In 1920 Griffiths was part of the supervisory staff when the Belgian national team won the gold medal in the soccer competition of the Olympic Games after abandoning the final against Czechoslovakia . In protest against some of the decisions made by referee John Lewis , the Czechoslovak players left the pitch before the end of the first half after a 2-0 intermediate result in favor of the host Belgians, whereupon he ended the game prematurely.

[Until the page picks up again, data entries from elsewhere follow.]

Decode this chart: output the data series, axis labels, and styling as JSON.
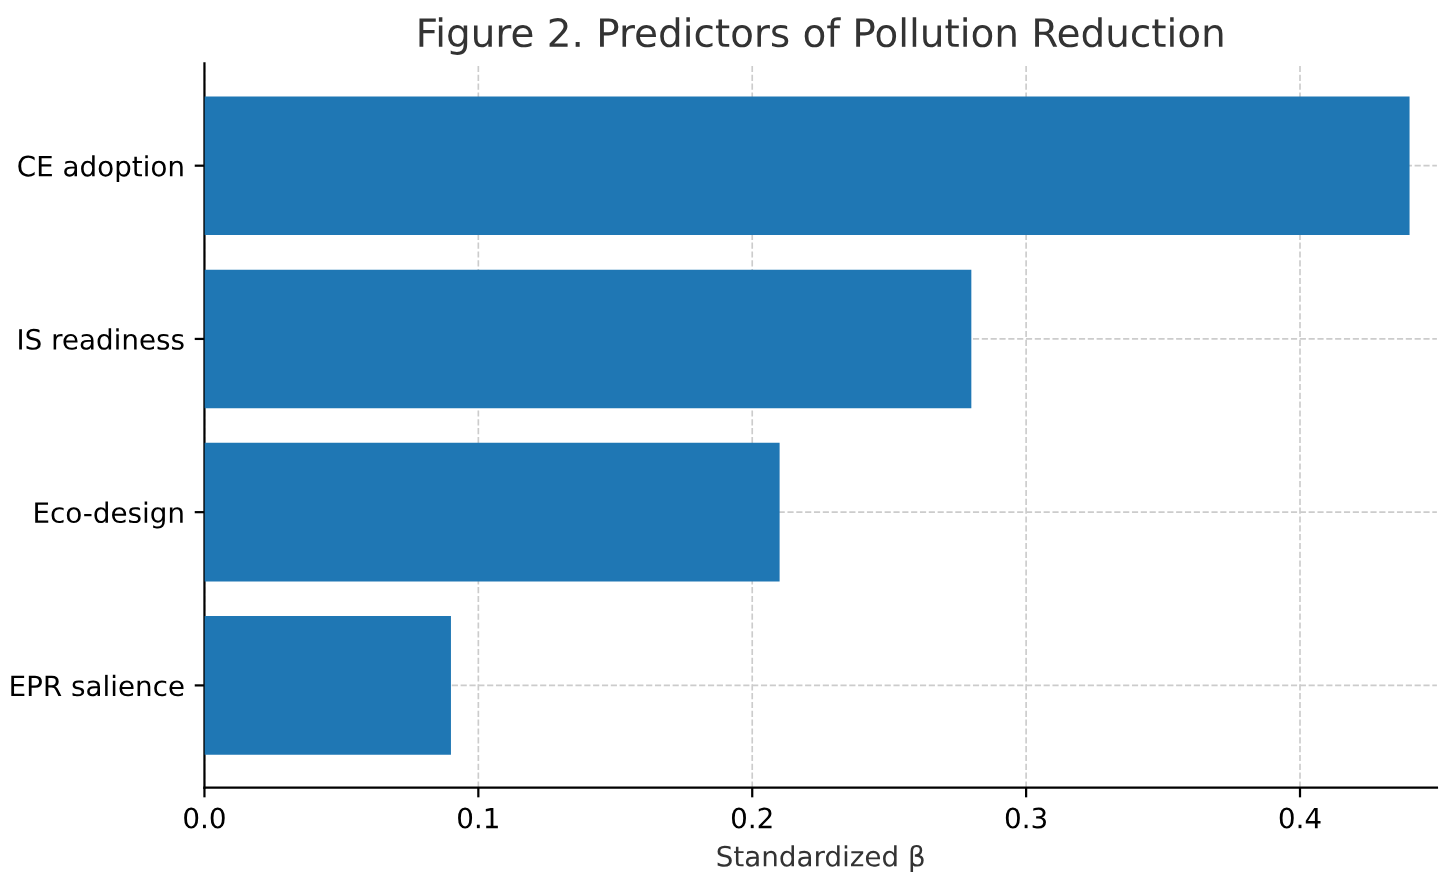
{
  "chart_data": {
    "type": "bar",
    "orientation": "horizontal",
    "title": "Figure 2. Predictors of Pollution Reduction",
    "xlabel": "Standardized β",
    "categories": [
      "CE adoption",
      "IS readiness",
      "Eco-design",
      "EPR salience"
    ],
    "values": [
      0.44,
      0.28,
      0.21,
      0.09
    ],
    "color": "#1f77b4",
    "xlim": [
      0,
      0.45
    ],
    "xticks": [
      {
        "value": 0,
        "label": "0.0"
      },
      0.1,
      0.2,
      0.3,
      0.4
    ],
    "grid": true
  }
}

In 1924 he coached the national team of France , with which he took part in the Olympic football tournament from May 25 to June 9 and - after the 7-0 victory over Latvia in the round of 16 - with 1: 5 against the selection of Uruguay , the eventual Olympic champion , retired in the quarterfinals . In December 1933, Griffiths was part of the 30-person French delegation on the occasion of a friendly between the English and French national teams. In total, he worked as an association coach for the French association FFFA for seven years , but presumably mainly took care of coach training while the national team was looked after by a selection committee headed by Gaston Barreau .

Web links

Individual evidence

  1. a b lt. THE ENGLISH NATIONAL FOOTBALL ARCHIVES , accessed on January 14, 2017
  2. Michael Joyce: Football League Players' Records 1888 to 1939 . 2nd revised edition. Soccerdata, Nottingham 2004, ISBN 1-899468-67-6 , pp. 108 .
  3. Profiles . Lincoln City Archives. Archived from the original on July 22, 2012. Info: The archive link was automatically inserted and not yet checked. Please check the original and archive link according to the instructions and then remove this notice. Retrieved September 5, 2013. @1@ 2Template: Webachiv / IABot / www.redimps.com
  4. Sporting Notes . In: Nottingham Evening Post , January 22, 1904, p. 6.  (paid link)
  5. a b Football Coach who has been well treated . In: Birmingham Daily Gazette , August 29, 1914, p. 3.  (paid link)
  6. a b Griffiths est dans nos murs . In: Le Ballon Rond , February 23, 1924, p. 1. 
  7. L'entraineur hereux . In: Le Miroir de sports , May 9, 1933, p. 303. 
  8. a b Potins réginaux . In: L'Auto-vélo , May 30, 1936, p. 5. 
  9. ^ French Team Arrive. . In: Aberdeen Journal , December 6, 1933, p. 4.  (paid link)
  10. Les "Diables Rouges" de Belgique aux prices avec les "Dogues" lillois . In: Le Grand écho du Nord de la France , May 19, 1935, p. 5.